Image Restoration (IR) methods based on a pre-trained diffusion model have demonstrated state-of-the-art performance. However, they have two fundamental limitations: 1) they often assume that the degradation operator is completely known and 2) they alter the diffusion sampling process, which may result in restored images that do not lie onto the data manifold. To address these issues, we propose Blind Image Restoration via fast Diffusion inversion (BIRD) a blind IR method that jointly optimizes for the degradation model parameters and the restored image. To ensure that the restored images lie onto the data manifold, we propose a novel sampling technique on a pre-trained diffusion model. A key idea in our method is not to modify the reverse sampling, i.e, not to alter all the intermediate latents, once an initial noise is sampled. This is ultimately equivalent to casting the IR task as an optimization problem in the space of the input noise.

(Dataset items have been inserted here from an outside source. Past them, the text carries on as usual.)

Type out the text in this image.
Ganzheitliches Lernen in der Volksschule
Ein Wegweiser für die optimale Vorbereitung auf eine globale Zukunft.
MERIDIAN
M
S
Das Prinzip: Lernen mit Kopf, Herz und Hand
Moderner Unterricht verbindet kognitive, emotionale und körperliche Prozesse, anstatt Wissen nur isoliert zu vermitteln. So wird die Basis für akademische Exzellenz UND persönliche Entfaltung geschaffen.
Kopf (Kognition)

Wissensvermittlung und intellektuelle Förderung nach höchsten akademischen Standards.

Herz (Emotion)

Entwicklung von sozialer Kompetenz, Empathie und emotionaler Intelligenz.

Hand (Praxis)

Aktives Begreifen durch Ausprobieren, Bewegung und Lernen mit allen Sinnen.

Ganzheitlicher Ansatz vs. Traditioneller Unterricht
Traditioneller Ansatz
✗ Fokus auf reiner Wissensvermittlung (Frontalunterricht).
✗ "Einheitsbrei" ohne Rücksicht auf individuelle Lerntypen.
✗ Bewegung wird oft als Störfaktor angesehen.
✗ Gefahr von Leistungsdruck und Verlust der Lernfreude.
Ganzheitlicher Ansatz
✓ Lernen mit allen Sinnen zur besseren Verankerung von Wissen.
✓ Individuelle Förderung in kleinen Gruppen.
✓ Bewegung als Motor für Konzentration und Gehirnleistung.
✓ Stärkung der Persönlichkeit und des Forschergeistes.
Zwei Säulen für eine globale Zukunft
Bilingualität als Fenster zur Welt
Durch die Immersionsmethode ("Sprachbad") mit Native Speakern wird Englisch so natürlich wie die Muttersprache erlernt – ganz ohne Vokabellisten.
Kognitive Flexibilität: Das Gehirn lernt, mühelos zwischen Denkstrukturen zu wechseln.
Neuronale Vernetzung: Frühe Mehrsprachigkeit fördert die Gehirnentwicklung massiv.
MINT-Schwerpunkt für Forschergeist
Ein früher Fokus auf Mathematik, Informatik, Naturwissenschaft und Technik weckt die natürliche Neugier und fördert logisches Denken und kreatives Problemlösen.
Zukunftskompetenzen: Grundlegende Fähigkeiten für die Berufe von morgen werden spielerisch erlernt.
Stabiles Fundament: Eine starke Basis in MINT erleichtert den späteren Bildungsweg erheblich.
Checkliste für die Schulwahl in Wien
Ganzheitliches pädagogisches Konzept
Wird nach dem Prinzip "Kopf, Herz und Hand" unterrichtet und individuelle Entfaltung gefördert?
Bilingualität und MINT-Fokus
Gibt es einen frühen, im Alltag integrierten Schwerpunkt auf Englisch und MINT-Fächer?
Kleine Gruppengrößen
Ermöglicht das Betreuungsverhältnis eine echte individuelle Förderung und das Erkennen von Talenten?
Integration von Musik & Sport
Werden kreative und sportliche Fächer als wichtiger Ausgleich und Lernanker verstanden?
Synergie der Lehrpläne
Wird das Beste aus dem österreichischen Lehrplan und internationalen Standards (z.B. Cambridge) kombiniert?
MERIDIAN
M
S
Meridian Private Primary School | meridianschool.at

Moreover, to mitigate the computational cost associated with inverting a fully unrolled diffusion model, we leverage the inherent capability of these models to skip ahead in the forward diffusion process using large time steps. We experimentally validate BIRD on several image restoration tasks and show that it achieves state of the art performance on all of them. Our code is available at https://github.com/hamadichihaoui/BIRD.
Paper Structure (19 sections, 21 equations, 10 figures, 2 tables, 2 algorithms)

This paper contains 19 sections, 21 equations, 10 figures, 2 tables, 2 algorithms.

Figures (10)

  • Figure 1: Blind image deblurring with unknown motion blur. (a): blurry input image. From (b) to (e): The top row shows the predictions of BlindDPS chung2023parallel as the iterations increase; the bottom row shows the corresponding estimated blur kernel. From (f) to (i): Same estimates as in (b) to (e), but obtained from BIRD, our proposed method. (j) is the ground truth sharp image (top) and ground truth blur kernel (bottom). Notice that BlindDPS chung2023parallel trains a score-based model for the kernel estimation, while BIRD does not use any training and can adapt to any new kernel directly at test time. BIRD yields always natural images at every iteration of the reconstruction procedure. Finally, notice that despite recovering a suboptimal blur kernel, the image reconstructed with BIRD is more similar to the ground truth image than with BlindDPS thanks to the robustness of our image generation procedure.
  • Figure 2: We demonstrate BIRD on several blind image restoration problems (i.e., when the values of the degradation model are unknown): Gaussian deblurring, motion deblurring, superresolution (SR) (it includes additional Gaussian blur) and denoising with an unknown noise distribution. BIRD is applicable to a single degraded image and does not require re-training or fine-tuning of the prior model (we use a diffusion model). Although some of the generated degraded images use Gaussian blur, BIRD recovers a generic blur kernel (without making any Gaussianity assumption).
  • Figure 3: Illustration of our proposed accelerated image sampling of the pre-trained DDIM. (a) intial noise $x_T \sim \mathcal{N}(0, \mathbf{I})$ ($T=1000$). (b), (c), (d), (e) and (f) are samples $x_0$ generated using $\text{DDIMReverse}(x_T, \delta t)$ with $\delta t = 100, 50, 20, 1$ respectively. Notice how the generated images are all realistic regardless of the choice of the step size $\delta t$.
  • Figure 4: Reconstruction results using BIRD on samples from CelebA and ImageNet validation datasets. The PSNR mean and standard deviation are computed over 10 runs.
  • Figure 5: Qualitative comparisons of $4\times$ SR on ImageNet. Each column shows two examples. From left to right: input low-resolution images, GDP fei2023generative, BlindDPS chung2023parallel, BIRD (our method), and the ground truth (GT) high-resolution and noise-free image.